Playing to your strengths can become a trap that undermines learning. Learning a new skill involves mistakes and frustration. But good lifelong learners manage this anticipated vulnerability by monitoring their own self-talk. For example they change, “I’m no good at this” to something more supportive, such as, “I’m making a few mistakes but I’ll get better with a bit of practice”.
Third, boost your motivation
Great learners always seek to raise their level of motivation when embarking on learning something new. This helps them counter a typical obstacle in the way of learning a new capability or mindset: focusing on the negative, for example the degree of difficulty, the lack of time and so on. Thus you don’t take action on your learning goals. Researchers found that shifting the focus from challenges to benefits increases motivation and determination. Identify the advantages of learning new skills, such as remote collaboration or running a virtual meeting. Visualise how and where you’ll apply your learning to make a measurable difference to your team.
Fourth, adopt a ‘curious’ mindset
Small children are relentlessly curious and innately good learners. But as we get older, we often become less curious and this undermines our capacity to learn new things. A great technique for drawing this quality into your life is to ask more questions. Creating ‘curious questions’ opens up your mind to thinking about familiar things in fresh ways and helps to minimise the typical biases we know prevent insight and learning. Make curious questions a personal and team habit. Identify great questions as part of regular meetings. Don’t focus on trying to answer them but on generating the kind of exciting questions that spark curiosity in you and others.
Surviving and thriving in the hybrid workplace
The best performing organisations, teams and individuals will master the challenge of continuous learning and thrive in today’s fast-paced business environment. In some ways this was true before COVID struck but now the pace has intensified. The nature of work is changing fast and radically. Continuous learning is a fact of life now and organisations have to scale up their efforts to stay agile. The ability to learn has emerged as a critically important skill. Investing in building your learning muscle could prove to be the best investment you can make in volatile and unpredictable times.
PRACTICAL IDEAS TO APPLY IN YOUR BUSINESS
Does your organisation actively support learning?
- Differences in opinion and dissent are welcomed.
- We share information about what is and isn’t working.

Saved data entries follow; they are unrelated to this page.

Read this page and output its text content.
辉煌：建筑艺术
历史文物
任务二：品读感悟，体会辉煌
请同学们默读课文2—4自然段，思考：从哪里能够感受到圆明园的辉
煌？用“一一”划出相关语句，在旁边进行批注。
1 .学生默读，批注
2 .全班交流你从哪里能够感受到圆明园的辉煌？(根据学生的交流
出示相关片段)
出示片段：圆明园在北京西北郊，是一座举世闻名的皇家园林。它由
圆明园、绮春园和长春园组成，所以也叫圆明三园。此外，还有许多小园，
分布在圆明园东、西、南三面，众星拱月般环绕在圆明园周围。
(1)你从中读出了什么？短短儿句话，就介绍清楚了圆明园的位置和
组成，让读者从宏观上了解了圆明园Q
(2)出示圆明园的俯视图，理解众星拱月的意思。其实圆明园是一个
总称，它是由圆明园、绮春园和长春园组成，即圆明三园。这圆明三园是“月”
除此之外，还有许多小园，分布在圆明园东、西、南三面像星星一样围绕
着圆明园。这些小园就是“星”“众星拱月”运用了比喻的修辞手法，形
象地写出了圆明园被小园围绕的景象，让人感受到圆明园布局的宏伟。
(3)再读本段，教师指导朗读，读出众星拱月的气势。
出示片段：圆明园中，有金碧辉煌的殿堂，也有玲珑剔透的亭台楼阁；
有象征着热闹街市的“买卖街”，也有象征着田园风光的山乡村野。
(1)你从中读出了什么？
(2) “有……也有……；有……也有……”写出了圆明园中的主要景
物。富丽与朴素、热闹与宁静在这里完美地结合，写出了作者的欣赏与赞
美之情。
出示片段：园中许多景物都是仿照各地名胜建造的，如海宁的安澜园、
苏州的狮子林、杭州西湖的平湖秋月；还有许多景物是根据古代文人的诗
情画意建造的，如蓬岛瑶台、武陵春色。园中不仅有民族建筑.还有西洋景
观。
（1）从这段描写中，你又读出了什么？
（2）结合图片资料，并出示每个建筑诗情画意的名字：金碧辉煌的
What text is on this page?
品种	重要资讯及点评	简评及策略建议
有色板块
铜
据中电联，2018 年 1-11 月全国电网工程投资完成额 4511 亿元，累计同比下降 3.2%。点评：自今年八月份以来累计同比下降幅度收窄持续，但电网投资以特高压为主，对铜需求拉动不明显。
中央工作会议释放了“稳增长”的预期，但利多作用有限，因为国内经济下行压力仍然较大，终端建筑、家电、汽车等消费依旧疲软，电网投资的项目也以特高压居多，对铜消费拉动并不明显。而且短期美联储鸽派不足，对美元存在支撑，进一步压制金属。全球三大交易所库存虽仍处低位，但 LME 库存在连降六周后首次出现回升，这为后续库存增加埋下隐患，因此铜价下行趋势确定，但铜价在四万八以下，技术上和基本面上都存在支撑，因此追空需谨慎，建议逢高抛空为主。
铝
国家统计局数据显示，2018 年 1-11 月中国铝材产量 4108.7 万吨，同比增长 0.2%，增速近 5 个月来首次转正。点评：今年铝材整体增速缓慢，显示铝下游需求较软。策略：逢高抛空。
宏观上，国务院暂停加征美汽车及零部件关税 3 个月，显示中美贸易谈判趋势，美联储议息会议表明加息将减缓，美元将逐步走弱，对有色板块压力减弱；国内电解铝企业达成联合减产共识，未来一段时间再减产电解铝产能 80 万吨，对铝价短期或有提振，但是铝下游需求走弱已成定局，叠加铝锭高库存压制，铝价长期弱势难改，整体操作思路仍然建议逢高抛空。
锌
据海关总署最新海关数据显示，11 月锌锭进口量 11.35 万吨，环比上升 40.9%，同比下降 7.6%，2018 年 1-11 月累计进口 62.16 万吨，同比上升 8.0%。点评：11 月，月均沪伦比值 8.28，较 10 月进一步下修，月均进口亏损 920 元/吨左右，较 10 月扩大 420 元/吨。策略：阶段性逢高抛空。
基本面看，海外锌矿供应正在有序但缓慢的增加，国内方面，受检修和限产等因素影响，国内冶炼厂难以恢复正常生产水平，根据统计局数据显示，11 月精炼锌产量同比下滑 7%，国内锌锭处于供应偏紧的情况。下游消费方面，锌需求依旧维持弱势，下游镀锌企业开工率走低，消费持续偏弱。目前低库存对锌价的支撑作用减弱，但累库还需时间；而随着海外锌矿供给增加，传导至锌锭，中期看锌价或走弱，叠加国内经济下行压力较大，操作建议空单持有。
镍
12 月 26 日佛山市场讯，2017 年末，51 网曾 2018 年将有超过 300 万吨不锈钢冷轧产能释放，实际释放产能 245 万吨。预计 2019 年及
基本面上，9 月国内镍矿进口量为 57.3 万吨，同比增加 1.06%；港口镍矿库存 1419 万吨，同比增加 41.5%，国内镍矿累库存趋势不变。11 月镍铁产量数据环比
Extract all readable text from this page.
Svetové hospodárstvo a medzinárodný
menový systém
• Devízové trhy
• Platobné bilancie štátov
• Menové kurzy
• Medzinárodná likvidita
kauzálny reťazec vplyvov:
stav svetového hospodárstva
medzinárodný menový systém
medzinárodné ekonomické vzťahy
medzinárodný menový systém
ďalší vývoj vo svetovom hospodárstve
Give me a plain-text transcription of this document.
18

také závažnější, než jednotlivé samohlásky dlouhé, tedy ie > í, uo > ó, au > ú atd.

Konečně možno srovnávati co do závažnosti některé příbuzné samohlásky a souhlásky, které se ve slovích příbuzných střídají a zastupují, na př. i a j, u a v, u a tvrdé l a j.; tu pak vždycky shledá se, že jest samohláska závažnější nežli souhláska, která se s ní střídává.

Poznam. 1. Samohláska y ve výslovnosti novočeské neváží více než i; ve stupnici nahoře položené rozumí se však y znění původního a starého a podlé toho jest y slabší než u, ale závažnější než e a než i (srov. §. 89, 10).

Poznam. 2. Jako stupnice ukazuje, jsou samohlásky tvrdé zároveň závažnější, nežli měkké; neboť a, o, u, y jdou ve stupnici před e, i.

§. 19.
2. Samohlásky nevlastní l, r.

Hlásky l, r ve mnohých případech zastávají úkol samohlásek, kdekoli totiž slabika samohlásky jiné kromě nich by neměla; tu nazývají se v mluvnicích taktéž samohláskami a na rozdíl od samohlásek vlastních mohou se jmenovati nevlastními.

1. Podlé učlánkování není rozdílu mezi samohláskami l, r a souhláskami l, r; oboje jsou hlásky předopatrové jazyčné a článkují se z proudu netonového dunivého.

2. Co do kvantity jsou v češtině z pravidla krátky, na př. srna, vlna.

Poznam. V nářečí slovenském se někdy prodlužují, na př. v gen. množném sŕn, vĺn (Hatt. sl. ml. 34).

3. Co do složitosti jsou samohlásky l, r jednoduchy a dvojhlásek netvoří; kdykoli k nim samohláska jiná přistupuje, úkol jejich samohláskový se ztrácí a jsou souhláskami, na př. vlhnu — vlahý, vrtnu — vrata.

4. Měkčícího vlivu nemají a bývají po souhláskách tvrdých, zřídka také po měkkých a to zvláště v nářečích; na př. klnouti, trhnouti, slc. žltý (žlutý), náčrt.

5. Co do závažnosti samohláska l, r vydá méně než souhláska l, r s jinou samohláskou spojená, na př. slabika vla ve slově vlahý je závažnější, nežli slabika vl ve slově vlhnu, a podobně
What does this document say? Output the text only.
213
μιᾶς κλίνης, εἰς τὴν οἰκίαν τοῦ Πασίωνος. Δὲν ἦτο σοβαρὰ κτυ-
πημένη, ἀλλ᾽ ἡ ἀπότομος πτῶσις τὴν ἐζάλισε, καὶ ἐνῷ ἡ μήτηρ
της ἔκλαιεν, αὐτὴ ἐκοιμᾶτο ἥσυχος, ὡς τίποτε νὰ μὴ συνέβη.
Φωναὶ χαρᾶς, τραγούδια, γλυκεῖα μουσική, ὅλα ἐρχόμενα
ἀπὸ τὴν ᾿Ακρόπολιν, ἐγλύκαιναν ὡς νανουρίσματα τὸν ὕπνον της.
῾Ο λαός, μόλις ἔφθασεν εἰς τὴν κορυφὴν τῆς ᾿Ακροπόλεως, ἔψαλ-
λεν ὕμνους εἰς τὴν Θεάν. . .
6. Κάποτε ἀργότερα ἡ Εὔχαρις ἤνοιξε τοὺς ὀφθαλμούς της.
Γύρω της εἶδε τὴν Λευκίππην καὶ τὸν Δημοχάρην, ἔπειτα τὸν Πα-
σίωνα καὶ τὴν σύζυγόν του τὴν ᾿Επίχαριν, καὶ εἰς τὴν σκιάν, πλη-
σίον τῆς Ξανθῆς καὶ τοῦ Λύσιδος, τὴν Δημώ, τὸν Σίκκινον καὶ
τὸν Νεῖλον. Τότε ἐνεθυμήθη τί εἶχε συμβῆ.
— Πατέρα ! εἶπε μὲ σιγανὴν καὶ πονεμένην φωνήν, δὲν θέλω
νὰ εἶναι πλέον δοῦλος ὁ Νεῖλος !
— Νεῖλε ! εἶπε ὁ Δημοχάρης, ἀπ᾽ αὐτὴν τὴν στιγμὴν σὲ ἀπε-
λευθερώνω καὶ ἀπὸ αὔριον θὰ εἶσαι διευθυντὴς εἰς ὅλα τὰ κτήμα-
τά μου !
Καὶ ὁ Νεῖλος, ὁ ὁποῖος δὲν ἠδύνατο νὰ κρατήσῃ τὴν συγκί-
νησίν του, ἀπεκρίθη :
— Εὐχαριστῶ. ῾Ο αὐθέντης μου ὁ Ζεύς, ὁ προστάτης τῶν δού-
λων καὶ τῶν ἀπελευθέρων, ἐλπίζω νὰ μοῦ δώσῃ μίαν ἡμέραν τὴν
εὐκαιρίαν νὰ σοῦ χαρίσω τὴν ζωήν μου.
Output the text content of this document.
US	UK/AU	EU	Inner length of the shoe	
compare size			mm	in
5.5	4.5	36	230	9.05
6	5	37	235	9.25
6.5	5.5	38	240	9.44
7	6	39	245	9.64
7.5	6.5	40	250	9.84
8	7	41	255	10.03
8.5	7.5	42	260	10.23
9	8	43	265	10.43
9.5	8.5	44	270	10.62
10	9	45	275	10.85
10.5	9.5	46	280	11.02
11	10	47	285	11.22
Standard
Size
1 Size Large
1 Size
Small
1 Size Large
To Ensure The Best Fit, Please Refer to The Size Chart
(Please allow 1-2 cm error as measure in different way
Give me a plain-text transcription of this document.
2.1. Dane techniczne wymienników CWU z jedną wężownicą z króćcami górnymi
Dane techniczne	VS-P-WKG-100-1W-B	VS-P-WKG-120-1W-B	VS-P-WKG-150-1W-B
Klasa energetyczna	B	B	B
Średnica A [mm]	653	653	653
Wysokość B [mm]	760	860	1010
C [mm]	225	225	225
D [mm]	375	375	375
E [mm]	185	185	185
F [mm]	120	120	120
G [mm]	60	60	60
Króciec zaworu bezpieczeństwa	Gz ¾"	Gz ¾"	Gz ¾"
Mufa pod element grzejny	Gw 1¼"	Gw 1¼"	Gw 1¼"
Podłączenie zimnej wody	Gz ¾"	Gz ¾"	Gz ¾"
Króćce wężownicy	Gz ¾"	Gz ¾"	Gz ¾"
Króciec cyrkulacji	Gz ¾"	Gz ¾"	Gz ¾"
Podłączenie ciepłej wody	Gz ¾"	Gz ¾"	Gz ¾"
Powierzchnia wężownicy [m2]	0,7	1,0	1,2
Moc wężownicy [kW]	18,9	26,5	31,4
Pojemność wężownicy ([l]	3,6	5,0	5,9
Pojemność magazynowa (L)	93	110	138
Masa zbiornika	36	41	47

- We are open to learning about alternative ways to get things done.
- We are encouraged to experiment to find better ways of doing old things, as well as trial new skills.
- Despite our workload, we make time to review how our work is going.
- We are encouraged to identify what we’ve learned from project reviews and apply our insights for ongoing improvement and change.
- We regularly share our insights and ideas within our networks inside and outside the organisation.
- We quickly communicate new learning to key decision-makers in order to support change agility more widely.
- We make time to share fresh thinking and actively support each other’s learning.
- We have speedy processes for evaluating experiments and new ideas, so we can learn quickly.
- Our culture is not one of ‘blame’. Mistakes are accepted but probed for learning.
- Learning, development and training are valued, with insights immediately shared among colleagues.